中谷風の瀋陽日記

  瀋陽故宮
 故宮は言うまでもなく、太祖ヌルハチ、太宗ホンタイジの統治した時代の皇居跡だが、日本で比較すると、京都御所の内裏ぐらいの広さだろうか。そんなに広くはないが、丁寧に見て回っていたら、1日は十分に必要になる。

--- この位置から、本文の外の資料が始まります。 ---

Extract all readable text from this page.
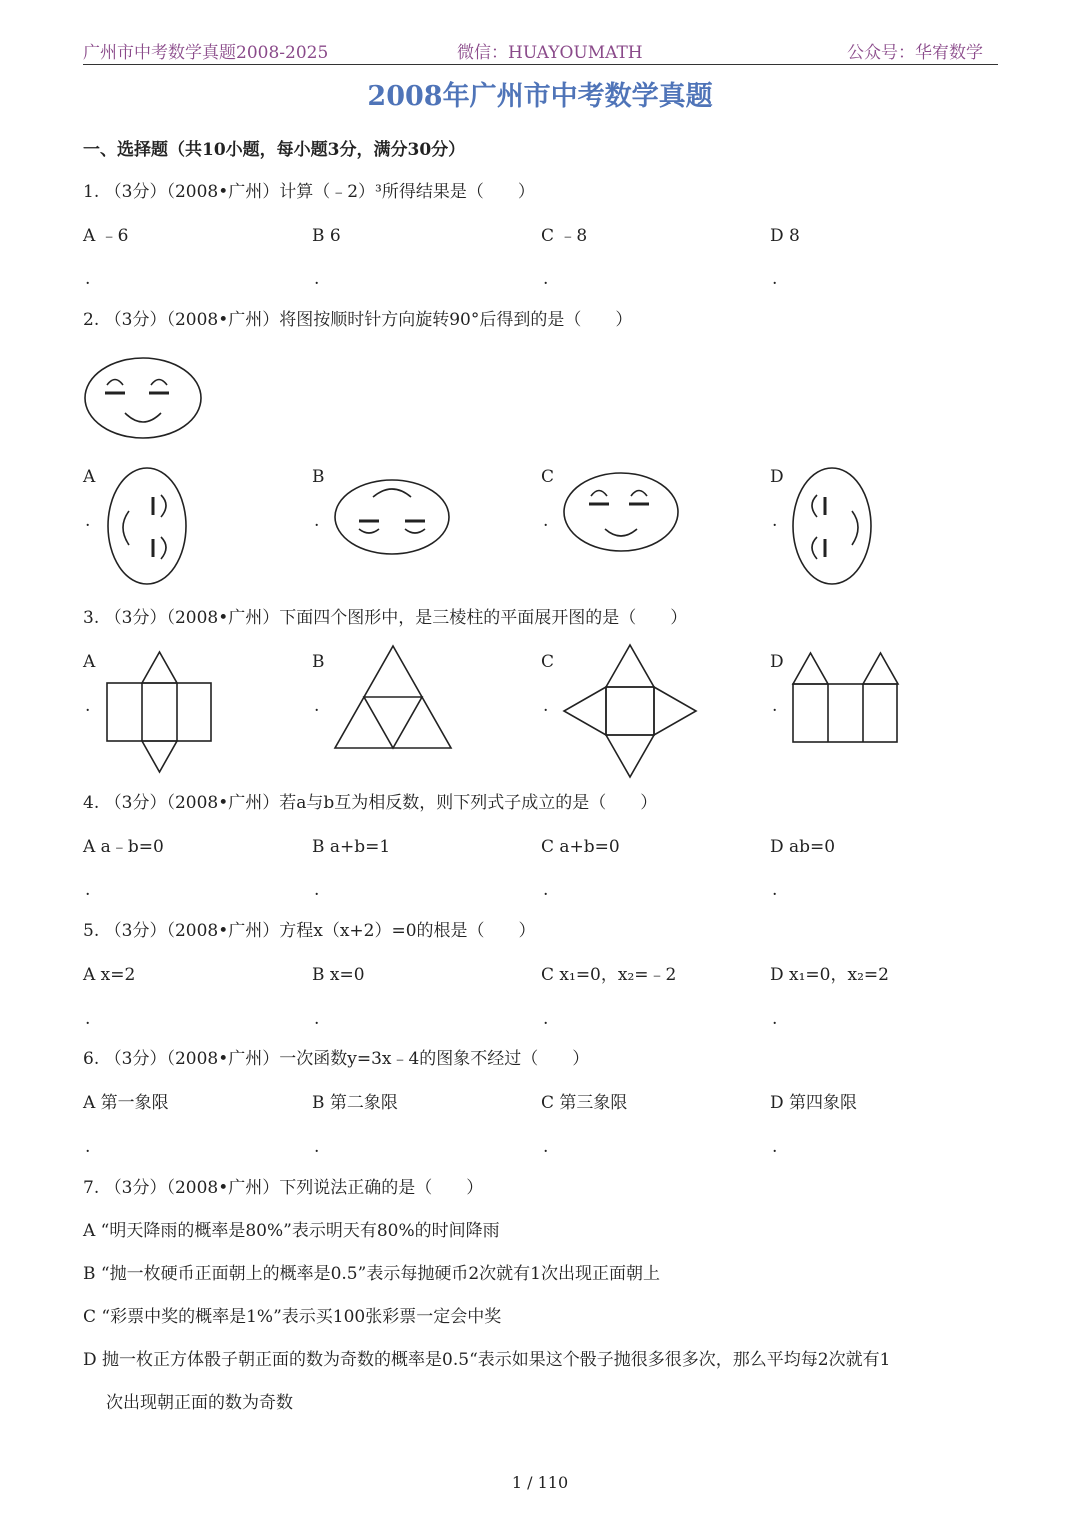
广州市中考数学真题2008-2025	微信：HUAYOUMATH	公众号：华宥数学
2008年广州市中考数学真题
一、选择题（共10小题，每小题3分，满分30分）
1. （3分）（2008•广州）计算（﹣2）³所得结果是（　　）
A ﹣6	B 6	C ﹣8	D 8
.	.	.	.
2. （3分）（2008•广州）将图按顺时针方向旋转90°后得到的是（　　）
A
.
B
.
C
.
D
.
3. （3分）（2008•广州）下面四个图形中，是三棱柱的平面展开图的是（　　）
A
.
B
.
C
.
D
.
4. （3分）（2008•广州）若a与b互为相反数，则下列式子成立的是（　　）
A a﹣b=0	B a+b=1	C a+b=0	D ab=0
.	.	.	.
5. （3分）（2008•广州）方程x（x+2）=0的根是（　　）
A x=2	B x=0	C x₁=0，x₂=﹣2	D x₁=0，x₂=2
.	.	.	.
6. （3分）（2008•广州）一次函数y=3x﹣4的图象不经过（　　）
A 第一象限	B 第二象限	C 第三象限	D 第四象限
.	.	.	.
7. （3分）（2008•广州）下列说法正确的是（　　）
A “明天降雨的概率是80%”表示明天有80%的时间降雨
B “抛一枚硬币正面朝上的概率是0.5”表示每抛硬币2次就有1次出现正面朝上
C “彩票中奖的概率是1%”表示买100张彩票一定会中奖
D 抛一枚正方体骰子朝正面的数为奇数的概率是0.5“表示如果这个骰子抛很多很多次，那么平均每2次就有1
次出现朝正面的数为奇数
1 / 110
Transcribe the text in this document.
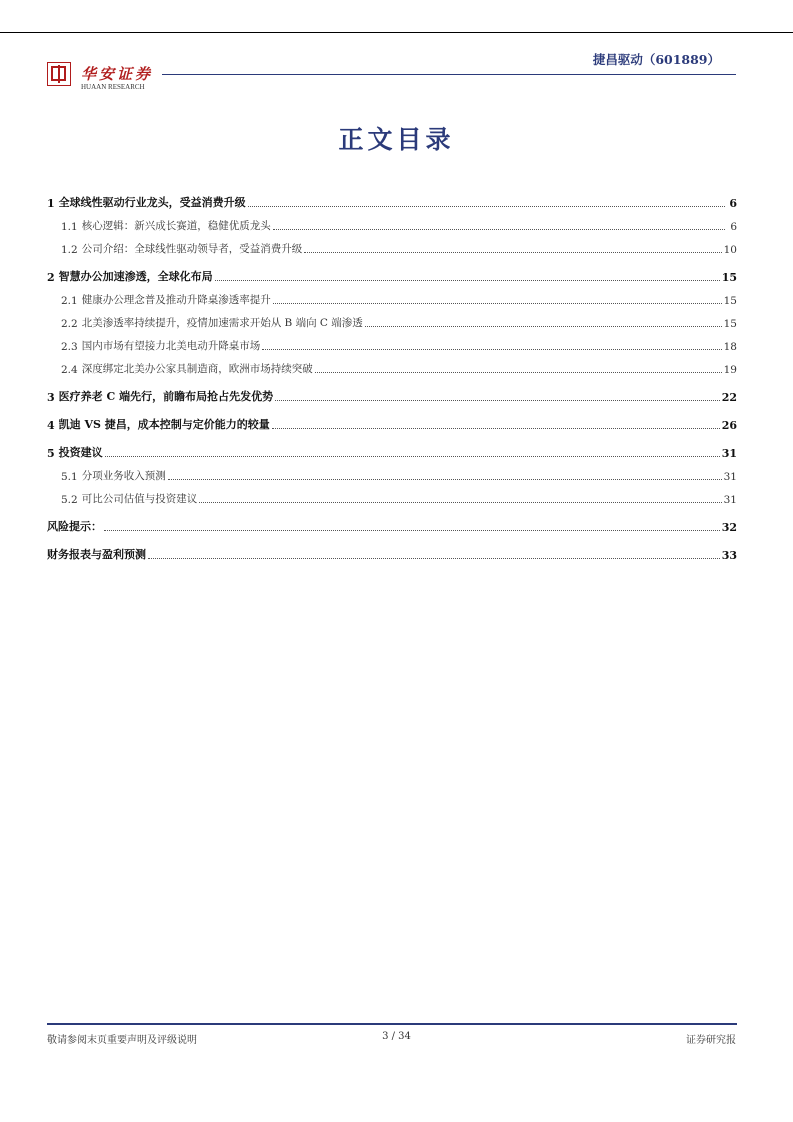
华安证券
HUAAN RESEARCH
捷昌驱动（601889）
正文目录
1 全球线性驱动行业龙头，受益消费升级	6
1.1 核心逻辑：新兴成长赛道，稳健优质龙头	6
1.2 公司介绍：全球线性驱动领导者，受益消费升级	10
2 智慧办公加速渗透，全球化布局	15
2.1 健康办公理念普及推动升降桌渗透率提升	15
2.2 北美渗透率持续提升，疫情加速需求开始从 B 端向 C 端渗透	15
2.3 国内市场有望接力北美电动升降桌市场	18
2.4 深度绑定北美办公家具制造商，欧洲市场持续突破	19
3 医疗养老 C 端先行，前瞻布局抢占先发优势	22
4 凯迪 VS 捷昌，成本控制与定价能力的较量	26
5 投资建议	31
5.1 分项业务收入预测	31
5.2 可比公司估值与投资建议	31
风险提示：	32
财务报表与盈利预测	33
敬请参阅末页重要声明及评级说明	3 / 34	证券研究报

 急に思い立って、後日のために出かけた。午前11時半についた中街路のバス停から歩いて、15分ぐらいで故宮に到着し、見て回った。展示には割と丁寧な説明があるのだが、中国語と英語の説明に比べて、日本語の説明文があまりにも短く、かつお粗末なのに驚いた。例えば、満州八旗の正黄旗亭にある諸皇帝の佩剣の説明に「〜であり、柄には様々な玉を用いた装飾があり、美しいである。」との文章があった。やはり「美しい。」か「美麗である。」のどちらかでしょうと、日本語教師として突っ込みを入れたくなる。また、「清寧宮」の東南にある、「関睢宮」に至っては、確か「ホンタイジが皇后のためにこの宮殿を立て、皇后が公主や随人たちと面接したりするために用いた。」位の説明が表にあるが、その日本語の説明は「ホンタイジがこれを建てた。」で終わっていた。確か、「関関睢鳩」は『詩経』の国風に出てくる有名な一説、仲の良い夫婦の異称といってもよいはず、それも書いてはいなかったが、余りに粗末な「日本語」に、ある種の怖さを感じたりもした。
 というような感慨にふけっていると、雨が降ってきた。おまけに、午後の授業にプロジュクーが使えないということで、急いて帰ってきた。半分ほどしか見れなかった。